Pertanto, il beneficio previsto dall’articolo 3, comma 7, del d.vo n. 165/1997 non può trovare applicazione al caso di specie in quanto il ricorrente è cessato dal servizio permanente per infermità, senza aver raggiunto i limiti di età previsti per il collocamento in ausiliaria.

Ne discende l’infondatezza della domanda risarcitoria in esame, basata sul presupposto relativo alla spettanza del beneficio in questione.

9. Il ricorso deve essere quindi integralmente rigettato.

10. Le spese di lite seguono la soccombenza.

P.Q.M.

Il Tribunale Amministrativo Regionale per il Lazio (Sezione Quarta), definitivamente pronunciando sul ricorso, come in epigrafe proposto, lo respinge.

Condanna la parte ricorrente a rimborsare le spese di lite in favore dell’Amministrazione resistente, che liquida in € 2.000,00, oltre accessori di legge.

Ordina che la presente sentenza sia eseguita dall’autorità amministrativa.

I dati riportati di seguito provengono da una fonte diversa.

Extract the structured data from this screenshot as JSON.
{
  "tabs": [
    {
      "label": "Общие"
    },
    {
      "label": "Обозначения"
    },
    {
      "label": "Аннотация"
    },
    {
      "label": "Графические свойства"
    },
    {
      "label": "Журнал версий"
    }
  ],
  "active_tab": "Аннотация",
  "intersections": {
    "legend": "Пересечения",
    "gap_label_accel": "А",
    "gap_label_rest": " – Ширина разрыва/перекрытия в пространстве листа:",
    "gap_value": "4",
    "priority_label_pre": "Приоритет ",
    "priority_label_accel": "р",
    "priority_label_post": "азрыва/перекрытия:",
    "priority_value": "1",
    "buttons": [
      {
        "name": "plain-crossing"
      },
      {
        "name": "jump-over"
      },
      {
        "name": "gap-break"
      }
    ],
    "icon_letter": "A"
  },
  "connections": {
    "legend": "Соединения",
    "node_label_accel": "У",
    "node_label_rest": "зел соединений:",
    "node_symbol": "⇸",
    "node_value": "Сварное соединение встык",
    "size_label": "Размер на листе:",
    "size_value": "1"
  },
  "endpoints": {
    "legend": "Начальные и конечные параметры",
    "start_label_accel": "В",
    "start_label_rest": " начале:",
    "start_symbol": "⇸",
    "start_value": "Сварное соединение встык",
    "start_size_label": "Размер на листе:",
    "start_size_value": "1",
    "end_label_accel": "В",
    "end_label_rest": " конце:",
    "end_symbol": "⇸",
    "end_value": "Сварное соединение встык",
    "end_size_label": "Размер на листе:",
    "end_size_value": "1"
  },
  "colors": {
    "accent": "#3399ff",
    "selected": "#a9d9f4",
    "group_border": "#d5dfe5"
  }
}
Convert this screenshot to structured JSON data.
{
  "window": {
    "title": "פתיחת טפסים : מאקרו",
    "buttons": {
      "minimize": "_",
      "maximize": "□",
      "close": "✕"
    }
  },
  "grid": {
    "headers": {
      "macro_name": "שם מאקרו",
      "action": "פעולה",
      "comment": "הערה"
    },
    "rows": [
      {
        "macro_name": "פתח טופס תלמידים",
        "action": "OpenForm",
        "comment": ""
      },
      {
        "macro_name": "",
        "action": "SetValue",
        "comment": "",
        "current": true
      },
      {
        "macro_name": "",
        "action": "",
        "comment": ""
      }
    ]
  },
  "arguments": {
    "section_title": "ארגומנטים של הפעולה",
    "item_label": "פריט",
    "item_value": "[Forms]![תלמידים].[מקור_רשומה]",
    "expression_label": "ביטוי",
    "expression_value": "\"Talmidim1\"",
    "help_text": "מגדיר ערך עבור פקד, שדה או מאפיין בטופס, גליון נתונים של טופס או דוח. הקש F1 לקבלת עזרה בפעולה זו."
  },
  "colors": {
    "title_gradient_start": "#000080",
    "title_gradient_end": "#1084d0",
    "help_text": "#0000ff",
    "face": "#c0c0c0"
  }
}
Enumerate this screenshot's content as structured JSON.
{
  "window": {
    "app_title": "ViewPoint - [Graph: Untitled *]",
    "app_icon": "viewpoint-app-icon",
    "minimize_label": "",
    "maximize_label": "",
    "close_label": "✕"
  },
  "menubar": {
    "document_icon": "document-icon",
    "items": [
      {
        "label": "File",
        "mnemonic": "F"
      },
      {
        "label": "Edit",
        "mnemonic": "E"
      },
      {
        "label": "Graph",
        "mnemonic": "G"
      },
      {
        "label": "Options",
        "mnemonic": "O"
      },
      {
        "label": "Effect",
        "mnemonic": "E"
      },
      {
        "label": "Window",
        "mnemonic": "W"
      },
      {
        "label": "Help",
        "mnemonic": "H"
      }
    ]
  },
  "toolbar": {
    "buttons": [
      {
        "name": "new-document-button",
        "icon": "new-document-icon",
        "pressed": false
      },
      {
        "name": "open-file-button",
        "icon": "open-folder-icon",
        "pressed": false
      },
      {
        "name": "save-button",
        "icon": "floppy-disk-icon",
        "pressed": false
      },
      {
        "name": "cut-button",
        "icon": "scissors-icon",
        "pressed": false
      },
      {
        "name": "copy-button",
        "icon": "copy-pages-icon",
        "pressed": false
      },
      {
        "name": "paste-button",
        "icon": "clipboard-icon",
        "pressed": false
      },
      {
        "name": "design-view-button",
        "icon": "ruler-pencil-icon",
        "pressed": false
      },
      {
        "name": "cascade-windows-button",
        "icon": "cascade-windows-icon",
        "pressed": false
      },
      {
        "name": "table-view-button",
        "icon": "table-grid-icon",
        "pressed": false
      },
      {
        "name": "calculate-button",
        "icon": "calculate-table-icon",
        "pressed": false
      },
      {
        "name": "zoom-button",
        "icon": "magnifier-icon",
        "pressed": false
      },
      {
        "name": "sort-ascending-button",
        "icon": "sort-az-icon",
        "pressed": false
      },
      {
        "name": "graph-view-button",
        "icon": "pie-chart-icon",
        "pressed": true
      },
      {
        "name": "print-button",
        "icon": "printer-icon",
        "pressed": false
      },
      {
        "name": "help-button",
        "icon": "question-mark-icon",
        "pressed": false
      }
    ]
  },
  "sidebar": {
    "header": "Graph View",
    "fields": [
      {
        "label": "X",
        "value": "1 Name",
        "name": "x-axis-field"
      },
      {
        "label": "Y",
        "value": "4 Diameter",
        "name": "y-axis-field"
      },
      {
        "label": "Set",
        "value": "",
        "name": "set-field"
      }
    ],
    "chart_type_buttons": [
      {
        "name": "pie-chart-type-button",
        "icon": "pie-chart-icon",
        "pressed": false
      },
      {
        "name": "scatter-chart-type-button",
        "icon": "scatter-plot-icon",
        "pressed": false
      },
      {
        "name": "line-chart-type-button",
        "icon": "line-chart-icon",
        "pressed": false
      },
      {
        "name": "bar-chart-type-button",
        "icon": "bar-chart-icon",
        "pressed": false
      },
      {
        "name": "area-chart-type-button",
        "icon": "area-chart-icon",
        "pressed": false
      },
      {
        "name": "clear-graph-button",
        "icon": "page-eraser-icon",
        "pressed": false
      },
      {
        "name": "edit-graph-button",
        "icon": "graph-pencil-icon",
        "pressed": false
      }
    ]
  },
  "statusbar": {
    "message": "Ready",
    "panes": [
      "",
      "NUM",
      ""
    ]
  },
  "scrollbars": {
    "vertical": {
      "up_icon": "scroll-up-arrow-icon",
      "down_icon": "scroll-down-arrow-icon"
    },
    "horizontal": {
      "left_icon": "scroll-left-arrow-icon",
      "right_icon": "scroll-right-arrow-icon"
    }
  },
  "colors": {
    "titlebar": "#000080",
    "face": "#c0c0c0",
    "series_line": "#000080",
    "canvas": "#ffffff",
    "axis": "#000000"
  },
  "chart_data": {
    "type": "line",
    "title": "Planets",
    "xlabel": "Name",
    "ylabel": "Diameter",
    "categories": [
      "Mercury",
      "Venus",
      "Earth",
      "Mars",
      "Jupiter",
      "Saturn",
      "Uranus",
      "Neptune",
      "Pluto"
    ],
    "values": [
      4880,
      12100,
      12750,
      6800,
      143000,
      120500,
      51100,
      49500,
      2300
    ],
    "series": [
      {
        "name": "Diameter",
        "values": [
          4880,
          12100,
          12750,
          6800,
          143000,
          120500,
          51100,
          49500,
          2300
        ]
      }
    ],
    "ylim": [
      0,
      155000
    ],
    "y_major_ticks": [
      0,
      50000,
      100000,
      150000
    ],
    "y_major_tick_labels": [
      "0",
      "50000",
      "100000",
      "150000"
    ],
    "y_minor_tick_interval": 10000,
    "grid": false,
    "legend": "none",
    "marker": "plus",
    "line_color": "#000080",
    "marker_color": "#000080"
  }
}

Ritenuto che sussistano i presupposti di cui all’articolo 52, commi 1 e 2, del decreto legislativo 30 giugno 2003, n. 196 (e degli articoli 5 e 6 del Regolamento (UE) 2016/679 del Parlamento europeo e del Consiglio del 27 aprile 2016), a tutela dei diritti o della dignità della parte interessata, manda alla Segreteria di procedere all’oscuramento delle generalità.

Così deciso in Roma nella camera di consiglio del giorno 19 aprile 2023 con l’intervento dei magistrati:

Roberto Politi, Presidente

Giuseppe Grauso, Referendario

Giuseppe Bianchi, Referendario, Estensore

 

 

L'ESTENSORE IL PRESIDENTE

Giuseppe Bianchi Roberto Politi

 

 

 

 

 

IL SEGRETARIO




In caso di diffusione omettere le generalità e gli altri dati identificativi dei soggetti interessati nei termini indicati.